Imagine marrying the mega-selling romantasy trend with the ever-growing popularity of tarot. Picture a divination deck populated by characters from Rebecca Yarros's dragon-filled Fourth Wing novel in her Empyrean series, or perhaps one detailing the faerie worlds in Holly Black's Folk of the Air series.

No need to imagine. These licensed spinoffs will be in people's hands as soon as 2026 thanks to Running Press, the mind-body spirit publisher renowned for surfing popular culture waves. How many hands might that be? A recent Pew Research survey found that 11 percent of U.S. adults consult tarot cards at least once a year, including seven percent who say they deal a deck once or twice a month.

“Tarot is a timeless framework for storytelling and self-exploration, and we couldn’t be more excited to guide readers on that journey using the Fourth Wing characters and settings Rebecca Yarros has so brilliantly created,” says Running Press executive editor Shannon Kelly.

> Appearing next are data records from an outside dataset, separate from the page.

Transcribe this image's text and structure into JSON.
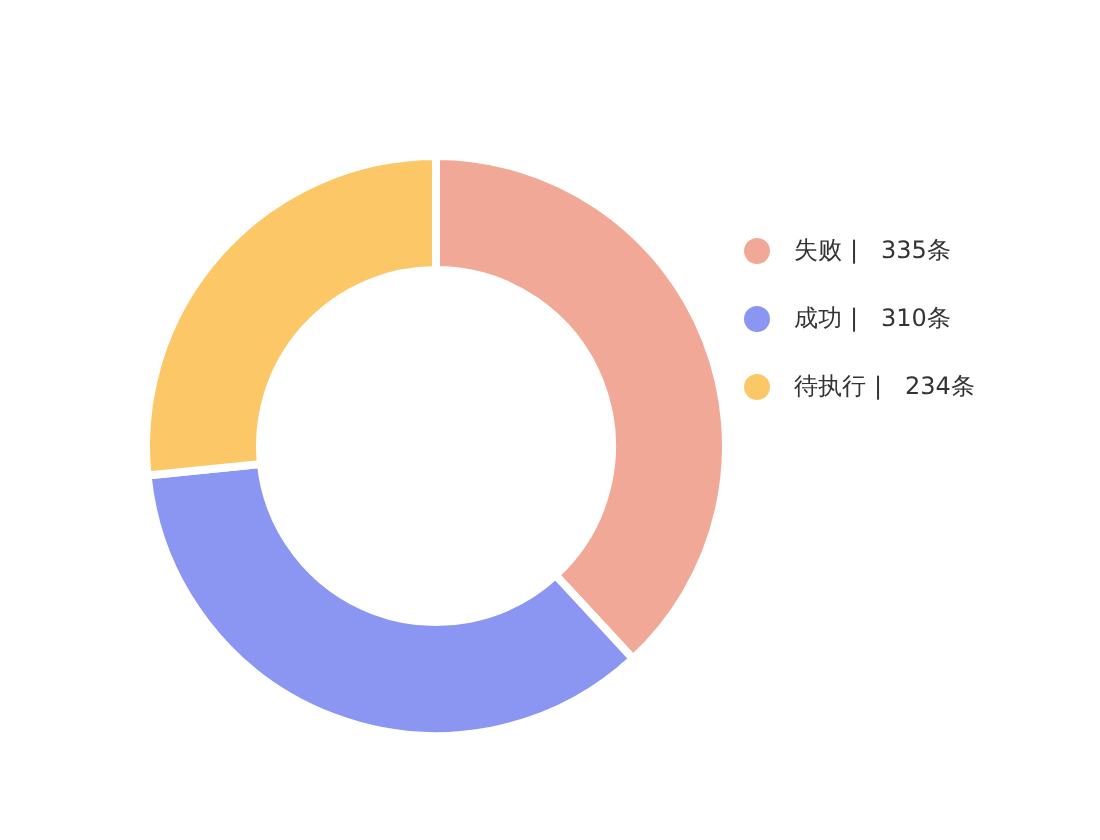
{
  "chart_data": {
    "type": "donut",
    "categories": [
      "失败",
      "成功",
      "待执行"
    ],
    "values": [
      335,
      310,
      234
    ],
    "colors": [
      "#f2a896",
      "#8a96f2",
      "#fcc767"
    ],
    "value_labels": [
      "|   335条",
      "|   310条",
      "|   234条"
    ],
    "legend": "top right"
  }
}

The 78-card Fourth Wing deck, to be released in fall 2026, is illustrated by Keri Ruediger, and the accompanying guide to it was developed with tarot writer Satu Hämeenaho-Fox. “It’s a celebration of story, symbolism, and the many ways readers can experience the Empyrean world.” says Justine Bylo, associate publisher for Entangled, Yarros’s publisher.

Kelly tells PW that their suite of novel tie-ins will include other authors as well. Black, a young adult fantasy fiction writer, will be first out of the gate in July 2026. RP is drawing on The Cruel Prince, her 2018 novel that inaugurated her Folk of the Air series. Along with Black's Faerie Tarot Deck and Guidebook will be a set of coloring postcards and a 1,000 piece puzzle.

Taking cues from pop culture

RP's high-spirited approach to the spirituality trend routinely plays on cultural celebrities, including Taylor Swift and her blockbuster Eras tour. Hence, RP will release The Eras Tarot: A Deck and Guidebook Tribute to the Magic of Taylor Swift (Unofficial and Unauthorized) on November 11. Two self-proclaimed Swifties, author Hämeenaho-Fox and illustrator Maddalena Carrai, reinterpreted the traditional tarot symbolism to play with all he touchstones in her lyrics such as a "soothing Temperance card suggesting, 'You Need to Calm Down'" according to the publisher.

Other unusual variations on tarot in the forthcoming RP lineup include Soul Tarot (May 2026) by Lindsay Mack with illustrations by Chelsea Grainger. It takes a unique non-gendered approach with no humans represented, just images from nature. A card for a king is, instead, an explosive volcano, a sign of energy and power, says RP editor Kate Anderson.

And hopping in later next year will be Fortunate Frogs, a deck created by British freelance illustrator Devon Short, who transformed all the suits in traditional decks into frogs, mushrooms, twigs, and even bugs. Frogs take the cover as "a touchstone in pop culture for a lot of people, particularly for the queer community, of which Devon is a part," says Anderson.